Technology is posing a risk to insurance, and it’s not just from cyberthreats. When any new generation comes into prominence, it can bring along drastic, sweeping change that affects nearly all aspects of society. Generation Y, known as the millennials, is on the verge of making its mark, and insurance providers must be ready.

Meet the millennials

Millennials interact with insurance providers 2.5 time more than other generational customers.

The rise of the millennials comes at the same time as rapid technological growth. Consequently, this generation is far more comfortable with the latest tech. While things like social media seem like a novelty to older consumers, they are an important utility for millennials. According to research from Goldman Sachs, 34 per cent of millennials have a more favourable view of a brand that maintains a social media presence.

This comfort with connectedness is something insurers must be ready to accommodate if they wish to keep millennials satisfied.

As a generation used to accessibility, millennials demand more from companies when it comes to customer service. According to the World Insurance Report 2016, millennials interact with insurance providers 2.5 time more than other generational customers. They also expect more from their providers when it comes to social media; 32 per cent use social media at least once a month for insurance needs.

Insurance providers should strive to meet expectations for digital customer service.

Risk and opportunity

Insurers who don’t meet customer needs stand the chance of losing them, and the risk of this appears to be higher with millennials. Based on data from the World Insurance Report, Australian insurers are not satisfying these customers, whether through traditional or digital means. Only 36 per cent of millennials, compared to 52 per cent of others, reported a positive experience with their insurer through a traditional channel in 2015.
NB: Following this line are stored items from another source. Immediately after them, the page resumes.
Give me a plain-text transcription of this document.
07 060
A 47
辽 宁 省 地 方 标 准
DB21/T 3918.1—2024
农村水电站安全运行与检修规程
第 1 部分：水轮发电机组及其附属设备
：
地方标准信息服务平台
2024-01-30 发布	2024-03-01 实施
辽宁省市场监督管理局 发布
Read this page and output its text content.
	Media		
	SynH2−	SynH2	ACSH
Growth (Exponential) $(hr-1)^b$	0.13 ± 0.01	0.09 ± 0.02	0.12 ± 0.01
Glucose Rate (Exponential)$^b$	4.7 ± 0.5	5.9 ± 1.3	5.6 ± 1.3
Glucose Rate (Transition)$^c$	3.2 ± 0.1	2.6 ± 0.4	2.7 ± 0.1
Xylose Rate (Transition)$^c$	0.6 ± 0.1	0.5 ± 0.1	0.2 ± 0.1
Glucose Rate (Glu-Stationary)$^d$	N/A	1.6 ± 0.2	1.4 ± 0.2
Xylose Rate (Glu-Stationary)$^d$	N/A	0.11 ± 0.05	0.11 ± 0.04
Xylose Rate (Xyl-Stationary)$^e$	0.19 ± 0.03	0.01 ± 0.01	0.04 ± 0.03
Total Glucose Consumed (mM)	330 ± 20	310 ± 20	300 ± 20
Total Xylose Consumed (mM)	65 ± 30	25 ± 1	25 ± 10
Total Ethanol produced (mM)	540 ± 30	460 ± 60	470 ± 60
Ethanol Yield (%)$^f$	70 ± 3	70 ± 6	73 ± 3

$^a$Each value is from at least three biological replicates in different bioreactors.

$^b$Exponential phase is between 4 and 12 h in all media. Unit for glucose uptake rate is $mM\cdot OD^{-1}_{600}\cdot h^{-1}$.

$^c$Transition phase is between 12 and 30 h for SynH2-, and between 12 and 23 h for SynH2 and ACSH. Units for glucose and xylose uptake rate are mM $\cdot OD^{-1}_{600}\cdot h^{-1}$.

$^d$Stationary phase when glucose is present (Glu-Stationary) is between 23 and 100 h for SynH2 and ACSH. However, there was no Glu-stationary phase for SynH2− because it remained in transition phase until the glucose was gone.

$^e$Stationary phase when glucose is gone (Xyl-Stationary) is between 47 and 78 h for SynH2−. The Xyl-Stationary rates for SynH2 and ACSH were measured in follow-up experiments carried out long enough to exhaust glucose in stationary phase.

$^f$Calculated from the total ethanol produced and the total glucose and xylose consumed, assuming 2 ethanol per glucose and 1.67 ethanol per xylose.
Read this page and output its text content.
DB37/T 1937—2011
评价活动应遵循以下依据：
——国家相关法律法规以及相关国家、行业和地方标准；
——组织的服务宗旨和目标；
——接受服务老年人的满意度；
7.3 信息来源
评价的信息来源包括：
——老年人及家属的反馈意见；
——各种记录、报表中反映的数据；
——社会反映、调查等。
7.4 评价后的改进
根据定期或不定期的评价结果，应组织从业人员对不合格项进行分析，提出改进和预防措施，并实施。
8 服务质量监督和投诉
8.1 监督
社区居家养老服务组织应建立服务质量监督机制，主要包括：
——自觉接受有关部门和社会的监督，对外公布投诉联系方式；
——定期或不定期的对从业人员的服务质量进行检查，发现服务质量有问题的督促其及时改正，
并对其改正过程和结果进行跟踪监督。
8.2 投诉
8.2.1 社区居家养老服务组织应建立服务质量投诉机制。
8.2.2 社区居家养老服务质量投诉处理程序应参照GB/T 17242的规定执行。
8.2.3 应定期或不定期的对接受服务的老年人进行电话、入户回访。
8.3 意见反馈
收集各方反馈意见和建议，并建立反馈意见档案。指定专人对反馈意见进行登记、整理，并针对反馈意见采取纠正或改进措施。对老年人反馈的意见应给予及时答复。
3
In an indication of the lack of readiness to handle new technological customer service points, insurers did even worse when handling customer service through a digital path; 29 per cent of millennials had a positive insurer interaction this way in the same period.

With a digitally focused climate, this is dangerous for insurers. Non-traditional insurance providers could pose a threat to more established firms, especially those that have an effective online presence.

In developed Asia-Pacific nations, 20 per cent of millennials in the World Insurance Report said they would consider purchasing insurance from technology companies. Though a small percentage, this is causing worry among insurers, 41 per cent of whom see Google as a future business threat.

Technology changes quickly. and providers from business insurance to landlord coverage must change with it as millennials form more of their customer base.